上樓,推開門,屋里漆黑一片,喬麥這才想起今天周五,室友們應該都跟男朋友出去玩了。
只有像她這樣的單身狗,才會在周五晚上無事可做,只能早早回家。
進了自己房間,喬麥在椅子上坐下,望著手掌和膝蓋的傷口出了會兒神要不是上面還殘留著碘伏的顏色,陸之和幫她上藥的事兒,到現在想起來還是不真實。
她懊惱地嘆了口氣,自己怎么能那么不小心,在他面前摔個狗吃屎,現在什么形象都沒了
休息片刻,喬麥拿出橡膠手套,小心翼翼地戴上,去衛生間擰了條熱毛巾出來,仔細避開傷口周圍,把身上汗濕的地方擦一擦。
還好明后兩天周末,不上班,要不然她這樣澡都沒法洗,怎么去公司見人。
把自己收拾干凈,喬麥清空雜念,打開電腦,開始寫小說。寫作這件事她從很小的時候就開始了,自己構思些奇奇怪怪的科幻小說拿去投稿。
大概是沒有寫作天分,投出去的稿件都石沉大海。后來到了北城讀大學,課余時間她在網上寫些言情話本,每個月倒是有些微薄收入。
這個習慣一直持續到現在,她工資不高,有寫作這份額外收入,就能越快幫她實現在北城買房的愿望。
周末兩天過完,喬麥的傷口結痂了,但她嫌傷疤難看,又怕被同事調笑,大熱天還是穿了長褲去上班。
到公司后,她打開電腦,匆匆去茶水間接了杯咖啡回來,準備投入工作。
這時響起高跟鞋嗒嗒嗒的聲音,一聽就知道是梁媛來了,她上班永遠是八厘米細跟鞋,全妝,精致得像一個不會疲倦的機器。
經過喬麥工位時,梁媛停下來,從v包包里掏出一小盒巧克力放她桌上“麥麥,這個給你。
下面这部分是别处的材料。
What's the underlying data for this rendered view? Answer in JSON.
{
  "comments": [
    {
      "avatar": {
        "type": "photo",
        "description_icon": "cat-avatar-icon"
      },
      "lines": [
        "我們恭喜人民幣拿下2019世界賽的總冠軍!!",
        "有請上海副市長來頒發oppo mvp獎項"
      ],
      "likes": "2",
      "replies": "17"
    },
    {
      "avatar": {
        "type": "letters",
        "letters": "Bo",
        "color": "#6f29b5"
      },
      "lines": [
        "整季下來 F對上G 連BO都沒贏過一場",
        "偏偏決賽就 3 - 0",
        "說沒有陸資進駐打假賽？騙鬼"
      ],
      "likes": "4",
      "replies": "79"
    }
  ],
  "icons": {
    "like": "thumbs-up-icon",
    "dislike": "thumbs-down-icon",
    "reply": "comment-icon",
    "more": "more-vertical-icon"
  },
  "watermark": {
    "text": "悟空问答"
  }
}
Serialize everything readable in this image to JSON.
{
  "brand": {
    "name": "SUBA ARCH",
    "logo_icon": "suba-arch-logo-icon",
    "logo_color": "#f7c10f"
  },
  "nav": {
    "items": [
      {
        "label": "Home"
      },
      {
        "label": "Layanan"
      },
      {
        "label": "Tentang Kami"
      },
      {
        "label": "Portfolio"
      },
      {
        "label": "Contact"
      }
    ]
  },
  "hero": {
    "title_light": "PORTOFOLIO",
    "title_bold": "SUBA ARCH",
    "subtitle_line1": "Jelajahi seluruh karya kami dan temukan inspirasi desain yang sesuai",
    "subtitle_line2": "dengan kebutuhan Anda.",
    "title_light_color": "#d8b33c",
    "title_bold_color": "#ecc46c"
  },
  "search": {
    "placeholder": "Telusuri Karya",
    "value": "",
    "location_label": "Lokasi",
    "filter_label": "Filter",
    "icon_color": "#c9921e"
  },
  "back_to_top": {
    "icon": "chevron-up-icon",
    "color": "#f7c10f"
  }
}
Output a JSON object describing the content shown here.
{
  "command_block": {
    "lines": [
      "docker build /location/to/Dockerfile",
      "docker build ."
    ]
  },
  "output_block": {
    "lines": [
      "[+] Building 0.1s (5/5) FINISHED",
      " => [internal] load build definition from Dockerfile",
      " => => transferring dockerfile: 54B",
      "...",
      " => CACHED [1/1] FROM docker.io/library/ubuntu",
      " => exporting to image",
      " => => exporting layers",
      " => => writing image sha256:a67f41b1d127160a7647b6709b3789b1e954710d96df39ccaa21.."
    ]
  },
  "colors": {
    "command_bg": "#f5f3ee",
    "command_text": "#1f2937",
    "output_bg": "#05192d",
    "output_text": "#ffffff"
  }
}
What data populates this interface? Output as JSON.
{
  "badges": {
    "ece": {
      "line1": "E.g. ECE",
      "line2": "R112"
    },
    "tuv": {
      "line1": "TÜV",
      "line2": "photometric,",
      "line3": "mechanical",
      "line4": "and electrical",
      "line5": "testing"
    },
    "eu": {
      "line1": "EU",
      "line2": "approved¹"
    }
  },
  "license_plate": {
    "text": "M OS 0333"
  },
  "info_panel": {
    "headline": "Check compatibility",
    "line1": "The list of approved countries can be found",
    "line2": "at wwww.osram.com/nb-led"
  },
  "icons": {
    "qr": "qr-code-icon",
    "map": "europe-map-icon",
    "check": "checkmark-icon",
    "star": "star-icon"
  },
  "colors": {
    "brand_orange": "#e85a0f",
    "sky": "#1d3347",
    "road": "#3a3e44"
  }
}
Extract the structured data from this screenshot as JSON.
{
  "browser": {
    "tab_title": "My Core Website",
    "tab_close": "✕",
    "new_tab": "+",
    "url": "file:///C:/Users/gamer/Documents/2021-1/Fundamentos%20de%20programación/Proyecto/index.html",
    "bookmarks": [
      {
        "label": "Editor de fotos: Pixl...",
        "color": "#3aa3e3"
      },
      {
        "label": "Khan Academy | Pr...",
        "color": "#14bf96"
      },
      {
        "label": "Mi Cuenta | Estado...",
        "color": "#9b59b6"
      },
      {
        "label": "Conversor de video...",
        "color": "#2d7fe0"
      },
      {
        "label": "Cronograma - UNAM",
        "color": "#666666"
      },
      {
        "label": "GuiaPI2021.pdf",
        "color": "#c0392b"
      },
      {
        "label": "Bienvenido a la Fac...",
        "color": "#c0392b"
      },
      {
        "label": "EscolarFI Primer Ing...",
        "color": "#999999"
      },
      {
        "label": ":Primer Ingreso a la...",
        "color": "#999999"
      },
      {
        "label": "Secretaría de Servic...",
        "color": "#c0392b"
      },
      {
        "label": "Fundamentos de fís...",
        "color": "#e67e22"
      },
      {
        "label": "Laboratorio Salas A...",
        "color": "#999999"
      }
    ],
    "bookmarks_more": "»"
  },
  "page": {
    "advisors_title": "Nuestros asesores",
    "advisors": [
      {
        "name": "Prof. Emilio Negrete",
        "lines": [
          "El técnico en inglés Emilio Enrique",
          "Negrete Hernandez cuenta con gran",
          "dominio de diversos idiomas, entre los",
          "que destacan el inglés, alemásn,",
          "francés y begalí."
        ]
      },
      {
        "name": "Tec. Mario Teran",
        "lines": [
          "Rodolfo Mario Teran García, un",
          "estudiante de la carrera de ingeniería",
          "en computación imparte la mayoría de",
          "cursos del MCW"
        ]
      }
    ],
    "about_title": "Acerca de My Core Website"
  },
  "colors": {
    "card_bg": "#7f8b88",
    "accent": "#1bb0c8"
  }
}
”
喬麥訝異地抬起頭,這還是進公司這么久梁媛第一次送東西給她。
梁媛莞爾一笑,解釋道“這是我老公從法國帶的,我又不喜歡吃甜食,想著你們小女孩兒肯定愛吃,就帶來給你。”
喬麥對巧克力興趣一般,屬于那種進超市她不會主動買的零食,但老板贈送,她自然要表現得欣喜一點“謝謝梁總,我很喜歡。”
梁媛滿意地摸摸她的頭“工作吧。”說完便踩著高跟鞋,優雅地進了辦公室。
喬麥被她這樣突如其來的親昵搞得有點摸不著頭腦。她一個試用期的菜鳥,也沒有為公司或者部門做出突出貢獻,怎么梁媛忽然就對她這么好,又摸頭又送巧克力
約莫半小時后,梁媛辦公室門打開,她探頭出來“佳佳,幫我下樓拿個快遞。”
喬麥和趙佳佳同時一愣。幫梁媛拿快遞買咖啡這種事,最近這段時間一直是喬麥的活兒,她是試用期新員工,不使喚她跑腿使喚誰。
可梁媛今天卻反常地叫了趙佳佳。
喬麥和趙佳佳都懷疑是梁媛叫錯了名字,兩人同時朝她望過去,但梁媛只盯著趙佳佳的方向。
須臾,趙佳佳從工位上站起來,過去跟梁媛說了幾句,然后小跑著下樓拿快遞。路過喬麥工位時,她有些不解地看了喬麥一眼。
喬麥自己也是摸不著頭腦的狀態。為什么梁媛的態度會有這么突然的轉變
思來想去,唯一的可能性就是上周五王朗讓她去給陸之和送東西,梁媛也知道這事,八成是誤會了她和陸之和的關系。
不過這個局面對她有利,她也不想總是去干跑腿的活,所以喬麥就沒有上趕著去跟梁媛解釋,其實她和陸之和根本不熟,再說就算她解釋了,梁媛也未必會信。
對于一個事件的認知,人總是會相信自己愿意相信的。
接下來的日子,喬麥一直在等陸之和聯系她,可是左等右等,也沒等到他電話。